# Trend Varijig Tenon and Grooving Jig



## Tazkb (Oct 14, 2011)

has anyone used one of these for cutting mortise and tenon joints ?
Trend Varijig Tenon and Grooving Jig, it's much cheaper than the other jigs and the info says it will cut mortise and tenon joints ? the plus side bieng that it will do other jobs as well.
thanks


----------



## xplorx4 (Dec 1, 2008)

Not heard of it, will check it out.


----------



## Tazkb (Oct 14, 2011)

hey there xplorx4 is that a Ford Explorer you have mate ? we have one in the UK and I love it, mind you the new Explorer (although it's been slated by the 4x4 press) is a damn good looking piece of kit, anyway the trend jig can be seen here
Buy Trend Varijig Tenon and Grooving Jig from Axminster, fast delivery for the UK
thanks


----------



## istracpsboss (Sep 14, 2008)

The principle of the things is straightforward. They use short lengths of Pro-Grip clamping section. I've several of those that do duty as clamps and guides. They then use joining pieces that are like a squared off 'U' to fix them together.
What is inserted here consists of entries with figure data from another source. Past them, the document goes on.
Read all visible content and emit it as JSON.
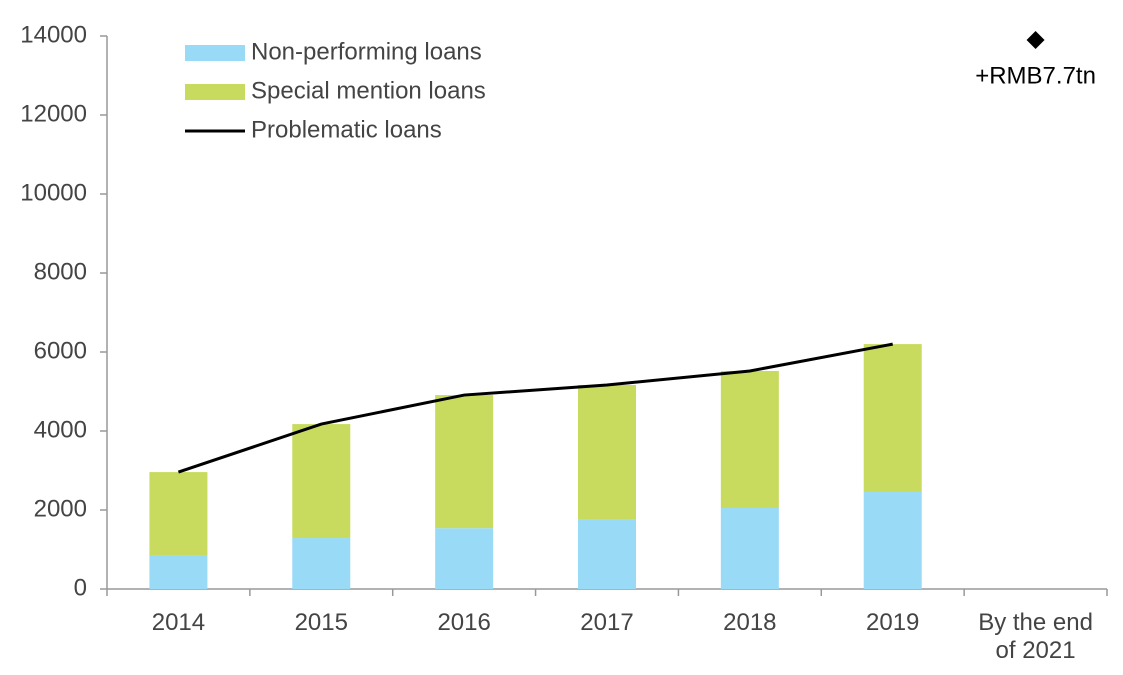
{
  "chart_data": {
    "type": "bar",
    "categories": [
      "2014",
      "2015",
      "2016",
      "2017",
      "2018",
      "2019",
      "By the end of 2021"
    ],
    "series": [
      {
        "name": "Non-performing loans",
        "color": "#99dbf7",
        "values": [
          860,
          1290,
          1540,
          1750,
          2050,
          2455,
          null
        ]
      },
      {
        "name": "Special mention loans",
        "color": "#c9db5f",
        "values": [
          2100,
          2885,
          3370,
          3415,
          3470,
          3745,
          null
        ]
      },
      {
        "name": "Problematic loans",
        "type": "line",
        "color": "#000000",
        "values": [
          2960,
          4175,
          4910,
          5165,
          5520,
          6200,
          null
        ]
      }
    ],
    "points": {
      "marker": "diamond",
      "color": "#000000",
      "values": [
        null,
        null,
        null,
        null,
        null,
        null,
        13900
      ],
      "label": "+RMB7.7tn"
    },
    "ylim": [
      0,
      14000
    ],
    "yticks": [
      0,
      2000,
      4000,
      6000,
      8000,
      10000,
      12000,
      14000
    ],
    "stacked": true,
    "grid": false,
    "legend": "top-left"
  }
}
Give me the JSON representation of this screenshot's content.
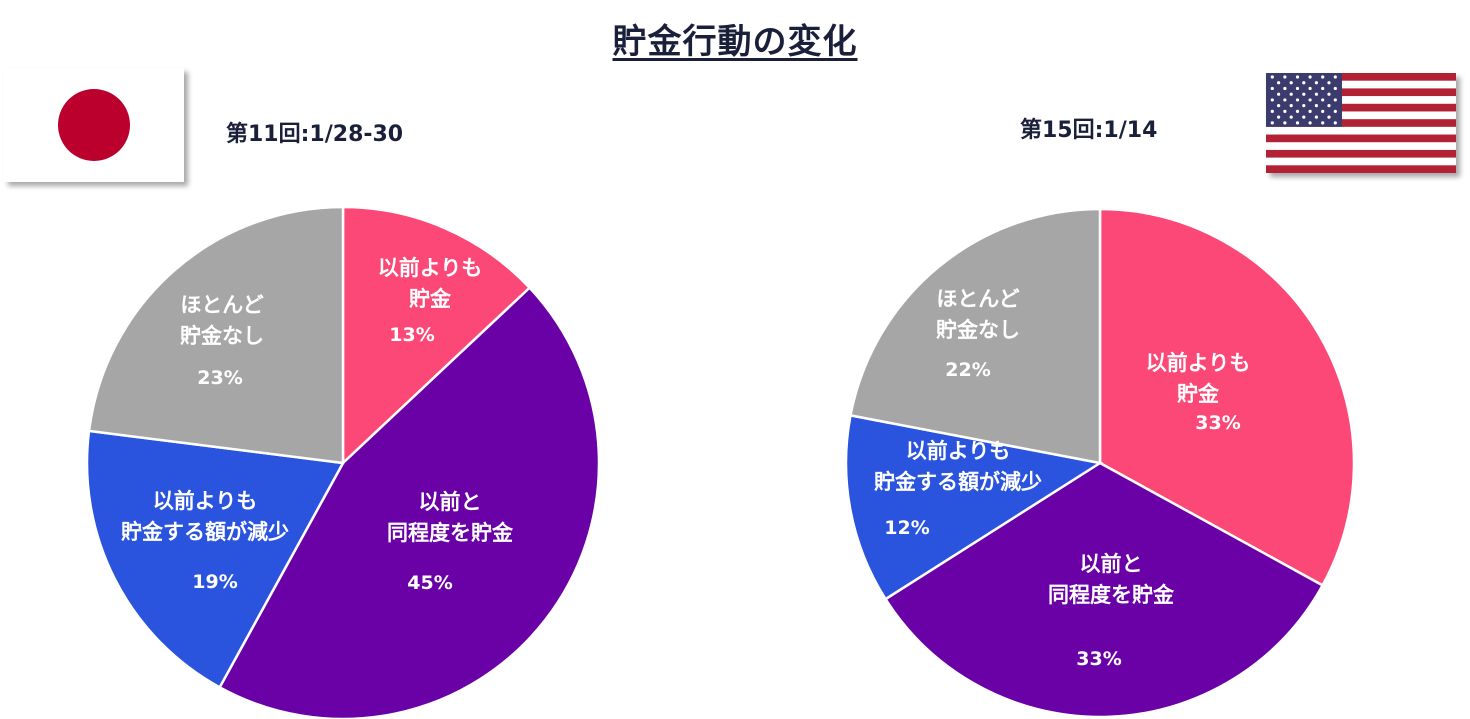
{
  "title": "貯金行動の変化",
  "colors": {
    "more_saving": "#fc4876",
    "same_saving": "#6a01a6",
    "less_saving": "#2a54de",
    "no_saving": "#a6a6a6",
    "jp_circle": "#bc002d",
    "us_red": "#b22234",
    "us_blue": "#3c3b6e"
  },
  "flags": {
    "japan": "japan-flag-icon",
    "usa": "usa-flag-icon"
  },
  "chart_data": [
    {
      "type": "pie",
      "country": "Japan",
      "title": "第11回:1/28-30",
      "slices": [
        {
          "label_lines": [
            "以前よりも",
            "貯金"
          ],
          "value": 13,
          "pct_label": "13%",
          "color": "#fc4876"
        },
        {
          "label_lines": [
            "以前と",
            "同程度を貯金"
          ],
          "value": 45,
          "pct_label": "45%",
          "color": "#6a01a6"
        },
        {
          "label_lines": [
            "以前よりも",
            "貯金する額が減少"
          ],
          "value": 19,
          "pct_label": "19%",
          "color": "#2a54de"
        },
        {
          "label_lines": [
            "ほとんど",
            "貯金なし"
          ],
          "value": 23,
          "pct_label": "23%",
          "color": "#a6a6a6"
        }
      ]
    },
    {
      "type": "pie",
      "country": "USA",
      "title": "第15回:1/14",
      "slices": [
        {
          "label_lines": [
            "以前よりも",
            "貯金"
          ],
          "value": 33,
          "pct_label": "33%",
          "color": "#fc4876"
        },
        {
          "label_lines": [
            "以前と",
            "同程度を貯金"
          ],
          "value": 33,
          "pct_label": "33%",
          "color": "#6a01a6"
        },
        {
          "label_lines": [
            "以前よりも",
            "貯金する額が減少"
          ],
          "value": 12,
          "pct_label": "12%",
          "color": "#2a54de"
        },
        {
          "label_lines": [
            "ほとんど",
            "貯金なし"
          ],
          "value": 22,
          "pct_label": "22%",
          "color": "#a6a6a6"
        }
      ]
    }
  ]
}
I hunted for a source of these at a reasonable price and wound up electing to make my own out of a length of flat steel strip, as there is nothing complicated about them. I'd already got spare T nuts and bolts to fit that came with other Pro-Grip accessories. Trend do do them as spares, but they seemed a lot for something so simple.


----------



## Tazkb (Oct 14, 2011)

It would seem that like other well known companies Trend do seem to charge over the odds
the use of T Track seems to be an answer to many problems and very useful when making any Jigs, however I am finding it difficult to source here in the UK along with bits, maybe that's why people here in the UK end up buying these jigs ?


----------



## istracpsboss (Sep 14, 2008)

People like Axminstertools and Rutlands both do versions of the aluminium clamping systemthat you can adapt. Mine came from Rutlands.
from Rutlands.co.uk

Cheers

Peter


----------



## Tazkb (Oct 14, 2011)

Thanks Peter I have been on the web sites, it's still expensive over here compared to the USA 
Still I may well buy some as it will come in useful on several jigs I have designed.
so i will order some from axminster i think, they seem to offer the best prices
thanks


----------



## istracpsboss (Sep 14, 2008)

It's been that way for years. I've been buying engineering and woodworking tools from the US for over 20yrs and routinely found that they'd be priced the same figure in Dollars that UK firms charged for the same thing in Pounds. I've even seen stuff I know is made in the UK charged cheaper from a US importer. Rip off Britain !

Cheers

Peter


----------